Mr Thomson says concerns about the company’s commitment to the UK are overstated, with £1bn a year invested in R&D in the country and Stevenage one of its two main global research centres. NHS data was “a very precious asset”, he says, but would require significant investment to exploit its full potential.
The NHS is starting to make connections between clinical trials and data and UK research infrastructure such as the biobank of health data, says Mr Thomson. “Making those connect in the UK to work in a viable way that industry can then access appropriately is absolutely the next step. You are seeing elements of that. But there needs to be more. If that happened, then the UK remains very attractive to us.”

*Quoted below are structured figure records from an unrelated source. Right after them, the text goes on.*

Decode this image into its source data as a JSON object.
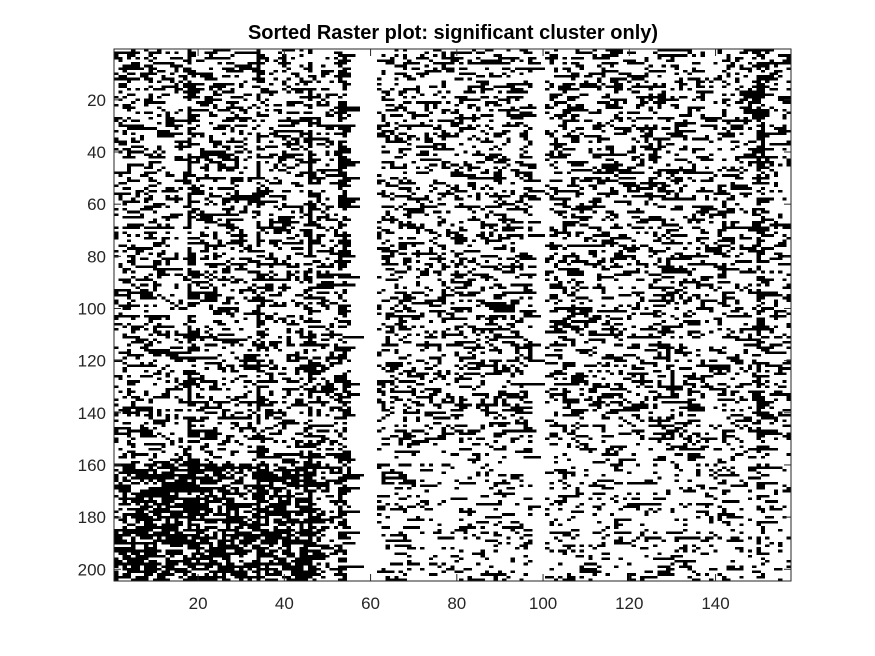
{
  "chart_data": {
    "type": "heatmap",
    "title": "Sorted Raster plot: significant cluster only)",
    "xlabel": "",
    "ylabel": "",
    "xlim": [
      0.5,
      157.5
    ],
    "ylim": [
      0.5,
      204.5
    ],
    "y_direction": "reverse",
    "grid": false,
    "x_ticks": [
      20,
      40,
      60,
      80,
      100,
      120,
      140
    ],
    "y_ticks": [
      20,
      40,
      60,
      80,
      100,
      120,
      140,
      160,
      180,
      200
    ],
    "n_columns": 157,
    "n_rows": 204,
    "colormap": [
      "#ffffff",
      "#000000"
    ],
    "dense_columns": [
      18,
      34,
      46,
      53,
      54,
      150,
      151
    ],
    "blank_column_ranges": [
      [
        56,
        61
      ],
      [
        98,
        100
      ]
    ],
    "dense_block": {
      "columns": [
        1,
        47
      ],
      "rows": [
        160,
        204
      ]
    }
  }
}
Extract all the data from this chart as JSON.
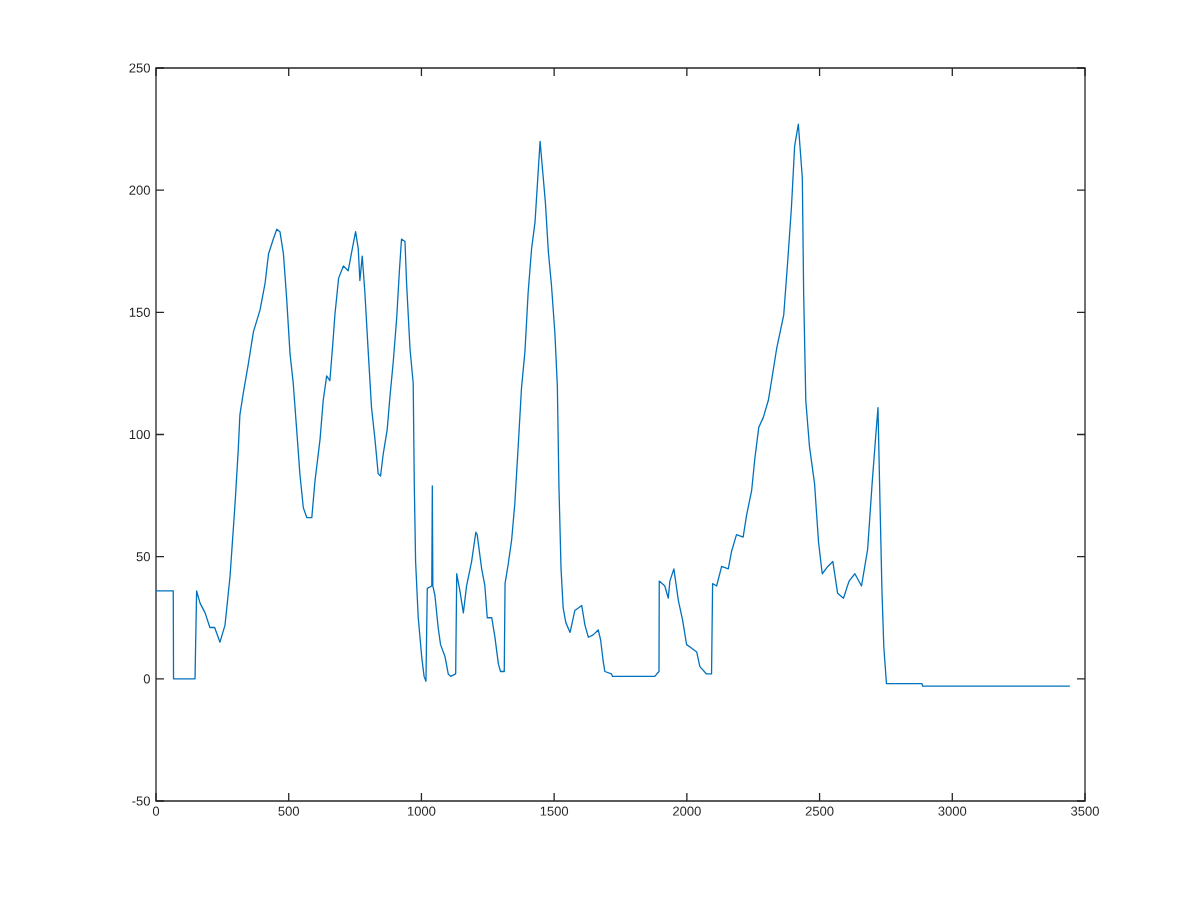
{
  "chart_data": {
    "type": "line",
    "color": "#0072bd",
    "xlim": [
      0,
      3500
    ],
    "ylim": [
      -50,
      250
    ],
    "xticks": [
      0,
      500,
      1000,
      1500,
      2000,
      2500,
      3000,
      3500
    ],
    "yticks": [
      -50,
      0,
      50,
      100,
      150,
      200,
      250
    ],
    "grid": false,
    "x": [
      0,
      65,
      66,
      147,
      153,
      166,
      185,
      203,
      221,
      241,
      260,
      279,
      298,
      310,
      316,
      329,
      348,
      367,
      392,
      411,
      424,
      442,
      455,
      467,
      480,
      492,
      505,
      517,
      530,
      542,
      555,
      568,
      587,
      599,
      618,
      630,
      643,
      655,
      666,
      674,
      688,
      706,
      724,
      743,
      752,
      762,
      768,
      777,
      787,
      800,
      812,
      825,
      837,
      846,
      856,
      871,
      881,
      894,
      907,
      917,
      925,
      938,
      944,
      957,
      969,
      973,
      978,
      988,
      1001,
      1010,
      1017,
      1022,
      1039,
      1041,
      1043,
      1051,
      1063,
      1072,
      1089,
      1101,
      1110,
      1129,
      1133,
      1145,
      1158,
      1170,
      1189,
      1205,
      1210,
      1227,
      1239,
      1248,
      1265,
      1277,
      1290,
      1298,
      1312,
      1315,
      1327,
      1340,
      1352,
      1365,
      1377,
      1390,
      1402,
      1415,
      1428,
      1447,
      1467,
      1478,
      1490,
      1503,
      1512,
      1518,
      1526,
      1534,
      1544,
      1560,
      1578,
      1604,
      1616,
      1629,
      1647,
      1666,
      1675,
      1685,
      1691,
      1716,
      1720,
      1879,
      1895,
      1896,
      1917,
      1930,
      1936,
      1951,
      1968,
      1984,
      1999,
      2012,
      2037,
      2049,
      2074,
      2093,
      2097,
      2112,
      2131,
      2156,
      2168,
      2187,
      2212,
      2225,
      2244,
      2256,
      2271,
      2288,
      2307,
      2325,
      2338,
      2365,
      2380,
      2394,
      2406,
      2420,
      2435,
      2440,
      2448,
      2462,
      2481,
      2496,
      2510,
      2531,
      2550,
      2568,
      2590,
      2611,
      2633,
      2658,
      2681,
      2698,
      2712,
      2720,
      2727,
      2735,
      2742,
      2752,
      2771,
      2886,
      2888,
      3443
    ],
    "values": [
      36,
      36,
      0,
      0,
      36,
      31,
      27,
      21,
      21,
      15,
      22,
      42,
      72,
      94,
      108,
      117,
      129,
      142,
      151,
      162,
      174,
      180,
      184,
      183,
      174,
      156,
      133,
      121,
      102,
      84,
      70,
      66,
      66,
      81,
      98,
      114,
      124,
      122,
      137,
      149,
      164,
      169,
      167,
      178,
      183,
      176,
      163,
      173,
      158,
      133,
      111,
      98,
      84,
      83,
      92,
      102,
      115,
      130,
      148,
      167,
      180,
      179,
      162,
      135,
      121,
      80,
      48,
      25,
      9,
      1,
      -1,
      37,
      38,
      79,
      38,
      34,
      21,
      14,
      9,
      2,
      1,
      2,
      43,
      36,
      27,
      38,
      48,
      60,
      59,
      45,
      38,
      25,
      25,
      17,
      6,
      3,
      3,
      39,
      47,
      57,
      72,
      96,
      119,
      134,
      158,
      176,
      187,
      220,
      195,
      175,
      161,
      141,
      120,
      79,
      45,
      29,
      23,
      19,
      28,
      30,
      22,
      17,
      18,
      20,
      16,
      7,
      3,
      2,
      1,
      1,
      3,
      40,
      38,
      33,
      40,
      45,
      32,
      24,
      14,
      13,
      11,
      5,
      2,
      2,
      39,
      38,
      46,
      45,
      52,
      59,
      58,
      67,
      77,
      90,
      103,
      107,
      114,
      126,
      135,
      149,
      171,
      193,
      218,
      227,
      205,
      158,
      114,
      95,
      80,
      56,
      43,
      46,
      48,
      35,
      33,
      40,
      43,
      38,
      53,
      80,
      100,
      111,
      75,
      36,
      13,
      -2,
      -2,
      -2,
      -3,
      -3
    ]
  }
}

Ultimately, GSK and AstraZeneca are likely to be agnostic about geography. “They’ll both . . . source [expertise] wherever is best. Of course, part of that is who or what you know already, perhaps why Hal has looked to the US,” says Mr Barker of Shore Capital.
The more immediate challenge is the heightened risk of political interference as public health and drug discovery become questions of national security. Both companies have committed substantial resources to fighting coronavirus. Investors understand that there will be little or no financial return in the near future from these efforts. But they may help to restore the reputation — and bargaining power — of an industry that has been vilified over the pricing of critical medicines that may have been developed with the support of taxpayer-funded research.
“Big Pharma has been under unremitting pressure for the last four years,” says Mr Major. “It is an opportunity for the industry to demonstrate its worth and value to society.”